Nucleons are composed of a collection of quarks and gluons. Here is an artist's conception of a nucleon illustrated as its three basic quarks surrounded by a sea of quarks and gluons. GPDs will allow physicists to form a much clearer picture of the internal structure of a fast-moving nucleon - a snapshot of this structure at one instant in time.
Anatoly Radyushkin, a jointly appointed physics professor at Old Dominion University and senior scientist at Thomas Jefferson National Accelerator Facility, has been named a Virginia Outstanding Scientist of 2004. The award recognizes scientists who have made a recent contribution to basic scientific research that extends the boundaries of a field of science. Radyushkin is an internationally recognized nuclear theorist and a pioneer in the development of generalized parton distributions or GPDs.
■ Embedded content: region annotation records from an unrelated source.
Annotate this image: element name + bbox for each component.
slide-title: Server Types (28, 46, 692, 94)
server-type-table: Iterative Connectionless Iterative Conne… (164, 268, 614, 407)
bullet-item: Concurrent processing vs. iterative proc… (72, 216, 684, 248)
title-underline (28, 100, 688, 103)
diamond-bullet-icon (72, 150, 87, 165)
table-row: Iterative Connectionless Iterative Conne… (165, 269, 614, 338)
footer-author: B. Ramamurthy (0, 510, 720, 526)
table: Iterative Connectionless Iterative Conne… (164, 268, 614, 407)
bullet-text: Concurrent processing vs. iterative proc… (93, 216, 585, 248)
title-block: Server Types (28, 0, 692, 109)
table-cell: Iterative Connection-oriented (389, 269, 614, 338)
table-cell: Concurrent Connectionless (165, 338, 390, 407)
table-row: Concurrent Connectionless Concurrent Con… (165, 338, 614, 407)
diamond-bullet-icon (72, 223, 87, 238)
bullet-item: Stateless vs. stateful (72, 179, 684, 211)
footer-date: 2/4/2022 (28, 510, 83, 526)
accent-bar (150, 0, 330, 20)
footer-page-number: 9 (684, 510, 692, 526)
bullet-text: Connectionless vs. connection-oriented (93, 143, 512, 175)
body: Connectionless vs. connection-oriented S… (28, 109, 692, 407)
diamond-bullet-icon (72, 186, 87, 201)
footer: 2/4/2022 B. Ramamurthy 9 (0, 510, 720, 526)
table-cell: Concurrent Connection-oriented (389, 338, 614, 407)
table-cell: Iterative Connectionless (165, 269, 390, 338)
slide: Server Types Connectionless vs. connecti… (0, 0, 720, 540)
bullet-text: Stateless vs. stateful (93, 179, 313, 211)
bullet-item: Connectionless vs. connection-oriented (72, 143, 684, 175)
GPDs are a set of mathematical functions that are allowing physicists to, for the first time, obtain a 3-dimensional snapshot of the inner structure of the particles that make up the nucleus of the atom. This work is giving scientists a glimpse of the structure and dynamics of the basic building blocks of matter. In recognition of his work, the Science Museum of Virginia and the Office of the Governor named Radyushkin one of the recipients of Virginia's Outstanding Scientist and Industrialist Awards.
Radyushkin's work falls in the field of quantum chromodynamics (QCD). QCD is a fundamental theory that addresses the underlying structure of nucleons — the protons and neutrons that makeup the nucleus of the atom — in terms of their more elementary constituents. Nucleons are made up of quarks and gluons, elementary particles referred to as partons. Generalized parton distributions are functions that physicists can use to map out the location and momentum of the quarks and gluons inside a nucleon.
The functions are being developed with information obtained from electron-nucleon collisions. In this process, physicists use an accelerator to propel a beam of electrons to speeds approaching the speed of light. When these electrons strike a target, many collide with particles in the nuclei of atoms. Each collision results in an array of scattered particles. GPDs can be applied to those collisions that result in a scattered electron, proton and a photon, an effect called "deeply virtual Compton scattering." Applying GPDs to this scattering pattern reveals information about the structure of the nucleon before the collision. The result is an essentially holographic picture of the inner structure of the nucleon.
"GPDs allow scientists to use an accelerator to get the effective resolution power of an electron microscope and an X-ray installation," Radyushkin says. He says this work has opened a new field of scientific investigation that allows the measurement of the properties of protons and the comparison of these measurements with theoretical predictions. Experiments measuring and testing GPDs are conducted at Jefferson Lab, which is funded by the Department of Energy's Office of Science, and the testing of these methods are an essential part of JLab's present and future physics program.
Radyushkin completed his pre-doctoral work at Moscow State University in the Russian Federation, and received his Ph.D. in physics there in 1978. He is a permanent staff member of the Laboratory of Theoretical Physics in Dubna, Russia. He came to Virginia in 1991 as a visiting senior scientist at Jefferson Lab. Since 1992, he has split his time as a full professor of physics at Old Dominion University in Norfolk, Va., and senior staff scientist at Jefferson Lab. Radyushkin is an author or co-author on 90 journal papers in his field, which have been referenced in more than 4,400 other publications. He is a member of the American Physical Society and was elected a Fellow of the Society in 1996.
Radyushkin and the six other Outstanding Scientists and Industrialists will be introduced to the Virginia Commonwealth General Assembly March 2. The honorees will receive their award medallions at a black-tie banquet at the Science Museum of Virginia March 30.